Hunnar joined them, braking to a halt on the starboard icepath, turning his chiv at the last moment so as not to shower them with ice. His excitement was evident from his expression and the fact that he almost forgot to lower his dan. September caught him as he stumbled forward, nearly fell. He was so preoccupied he forgot to produce an excuse for his clumsiness.
“We have found the tracks of a ship! They travel parallel to this high land also, but they approach from the east before turning south.”
“Maybe someone else’s calculations were a little off,” said an equally animated Ethan.
“Mayhap.” Hunnar regained some of his usual dignity. “This may mean only that another raft is exploring or lost.”
“Sure. But if the Moulokinese do most of their trading with peoples to the south and west away from that pressure ridge we crossed, it would explain why we’ve encountered no tracks before now, and why they’re so little known in Poyolavomaar.” Hunnar’s excitement had proven infectious. “Not to mention in far-off Arsudun.”
“All possible, all possible.” The knight’s eyes flashed in the midday light. “We shall see.”
The next day they came across two additional sets of ship tracks. Like the first, these approached from the east before turning south.
“If Moulokin does lie along this plateau,” Ethan was saying, “then any shipmaster knows he only has to encounter it before turning south or north.”
The actual discovery, when it occurred, was anti-climactic. One moment the Slanderscree was racing southward, its speed faster now that it wasn’t running into the wind. The next, the fore lookout was yelling loudly to any who could hear.

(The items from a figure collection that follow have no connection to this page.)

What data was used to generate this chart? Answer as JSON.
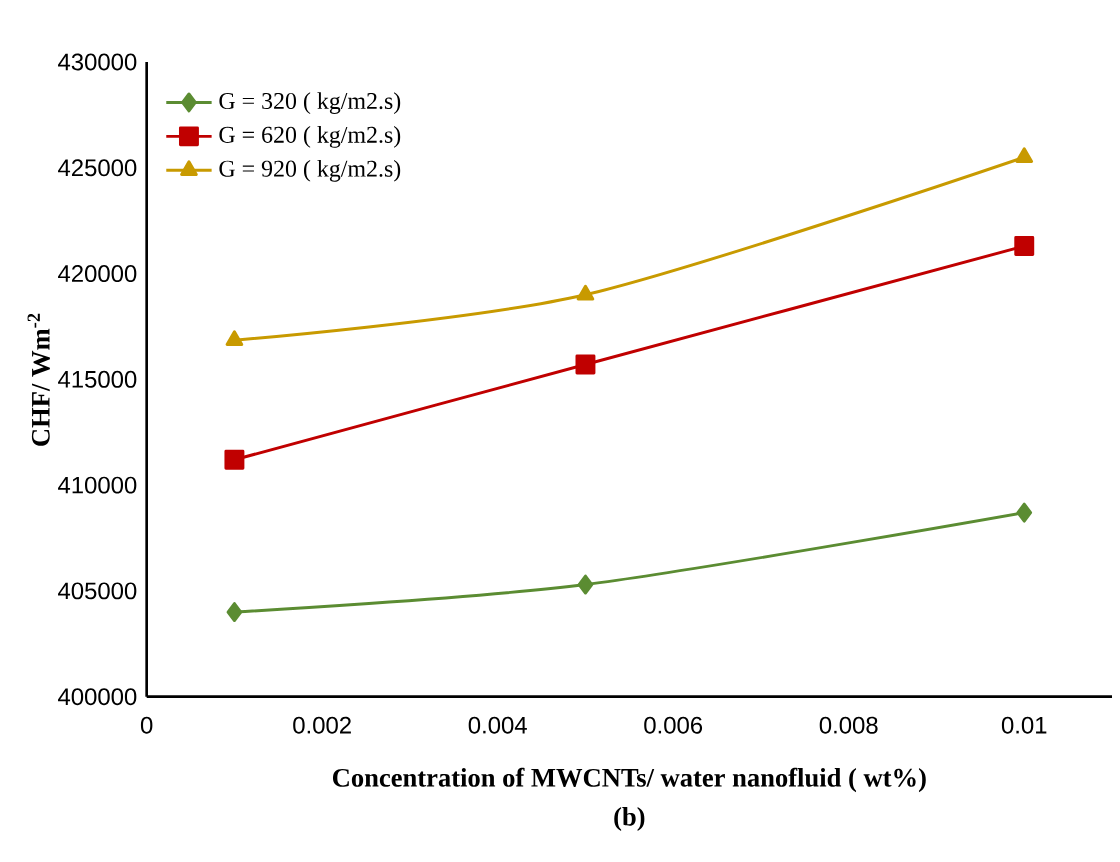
{
  "chart_data": {
    "type": "line",
    "xlabel": "Concentration of MWCNTs/ water nanofluid ( wt%)",
    "ylabel": "CHF/ Wm$^{-2}$",
    "annotations": [
      "(b)"
    ],
    "x": [
      0.001,
      0.005,
      0.01
    ],
    "series": [
      {
        "name": "G = 320 ( kg/m2.s)",
        "color": "#5b8c32",
        "marker": "diamond",
        "values": [
          404000,
          405300,
          408700
        ]
      },
      {
        "name": "G = 620 ( kg/m2.s)",
        "color": "#c00000",
        "marker": "square",
        "values": [
          411200,
          415700,
          421300
        ]
      },
      {
        "name": "G = 920 ( kg/m2.s)",
        "color": "#c89a00",
        "marker": "triangle",
        "values": [
          416850,
          419000,
          425500
        ]
      }
    ],
    "xlim": [
      0,
      0.011
    ],
    "xticks": [
      0,
      0.002,
      0.004,
      0.006,
      0.008,
      0.01
    ],
    "ylim": [
      400000,
      430000
    ],
    "yticks": [
      400000,
      405000,
      410000,
      415000,
      420000,
      425000,
      430000
    ],
    "grid": false,
    "legend": "top left",
    "line_style": "solid"
  }
}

Off-duty crew rushed to the port rail for a glimpse of a myth become real. From the day they had first encountered the cliffs of the plateau, it had taken them nearly a standard month to reach their present position. Ethan couldn’t estimate how far they’d come. But it was far enough to convince him that Tran-ky-ky could now boast at least one true continent in addition to its thousands of islands scattered spice-like across its endless ice seas.
At the same time he understood why those islands rather than this landmass of considerable but inexact extent were chose by the Tran for their towns and cities. Islands offered easy access to fields of pika-pina and pedan, access to the ice ocean on which all commerce moved. Everything they had seen of the broad plateau hinted at an interior as barren as the lowliest tundra.